The South West Ambulance Service control room has been a vital cog in the tri-services wheel, providing links in crisis management in the county for almost three decades.
Streamlining in February saw a merger with Great Western Ambulance Service to create a single foundation trust covering the largest area in England, from the Cotswolds to Cornwall.
As part of the plans, 29 staff from the Quedgeley site will move to Bristol from tomorrow.
Gloucestershire staff Sarah Owston and Kath Walters organised Saturday’s masquerade ball, raising money for Stroud-based Meningitis Now.
Around 200 staff enjoyed a champagne reception, three-course meal, disco, collection and raffle, at Hatherley Manor Hotel.
Sarah, 31, said: “The closure and relocation is an extremely sad occasion.
“The Gloucester office has been open since 1986, so it’s a massive upheaval for all of us. “We decided to organise the staff ball as an ‘end of an era’ celebration of our time in Gloucestershire.
“At the same time, we also thought it would be a great chance to fundraise.”
Critics claim the area now covered by the trust is too vast, but the chief executive said it will improve efficiency, with the workforce and budget being easier to control in the face of Government cuts.
Ambulance chiefs claim the Wiltshire facility’s relocation will save around £700,000 a year.
The centre in Waterwells, Quedgeley, currently houses all three emergency services and won acclaim following a visit by the Prime Minister.
Emergency 999 calls are not answered from the county’s control room, but it has been used to mobilise ambulances across Gloucestershire.
Shane Clark, Unison representative for the South West Ambulance Service Foundation Trust, said: “It is sad times, but it is the modern way of providing emergency services.
“Gone are the days of local control rooms. That is just how it will be until more money is ploughed into local services.
“During the floods of 2007 and last year’s heavy snow we have shown how important the service has been operating from there.

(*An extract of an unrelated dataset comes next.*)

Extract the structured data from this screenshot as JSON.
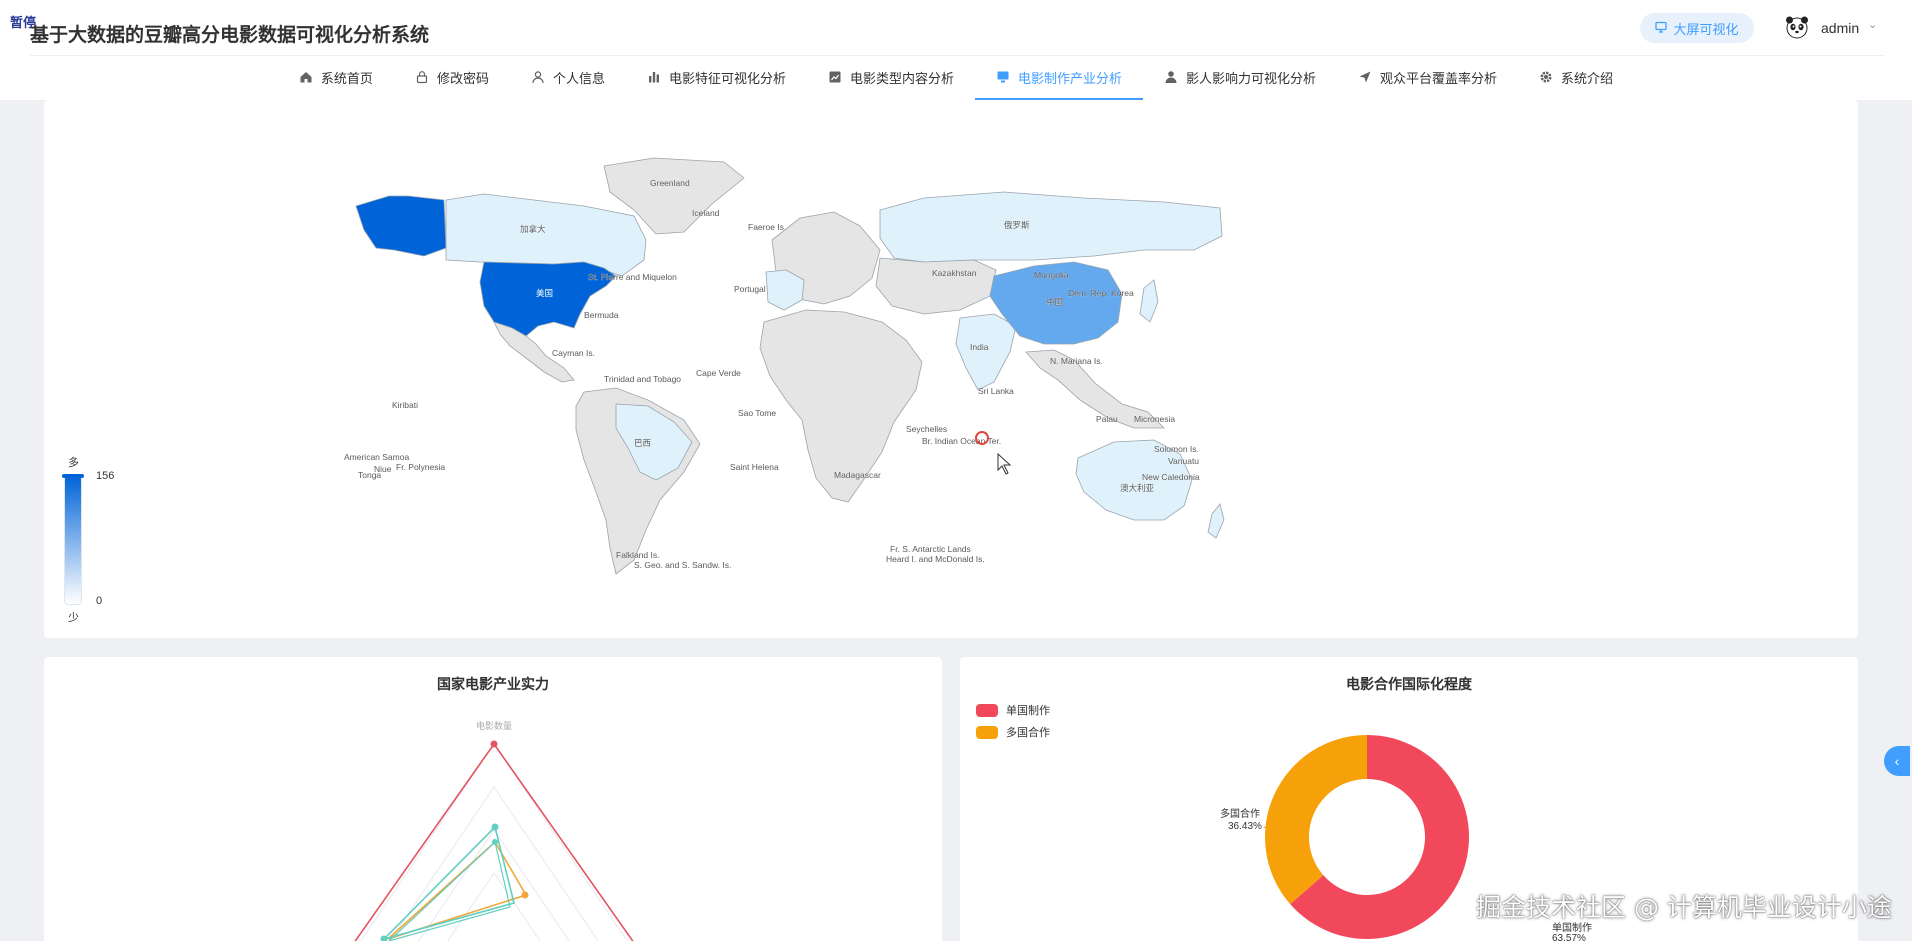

“The move will give us two control rooms in Exeter and Bristol. Ambulance staff are not completely moving out of the Gloucestershire Tri-Emergency Centre, various services will remain.
“Very little will change but there will be a small group of core, local staff who will have to make that move to Bristol.
“Staff were given the option to move. A handful who had difficulty with the move have been supported well by the trust.
“A group of pool cars will be kept at GTEC so staff who have to commute will not have to use their own cars. “Geographically this is the most unique area in the country. The Trust is struggling but as long as the Government measures the service on performance rather than patient outcomes, we are going to continue to struggle.
“The way that performance times are measured is absolutely barmy in the modern day.
“From a control room perspective, there is just a handful of vehicles available to dispatch to emergencies.
“The emergencies still come in when all the ambulances are already dispatched.
“Until there is more investment, we will not meet targets and inevitably patients will suffer. Unison would never support the idea of the fire service taking on rapid response duties. We need more vehicles and more paramedics. Trucks are expensive, £570,000 a year for a 24/7 vehicle is not cheap.
“Unless we get extra money, it isn’t going to happen. Our staff are doing an amazing job, but they need help.”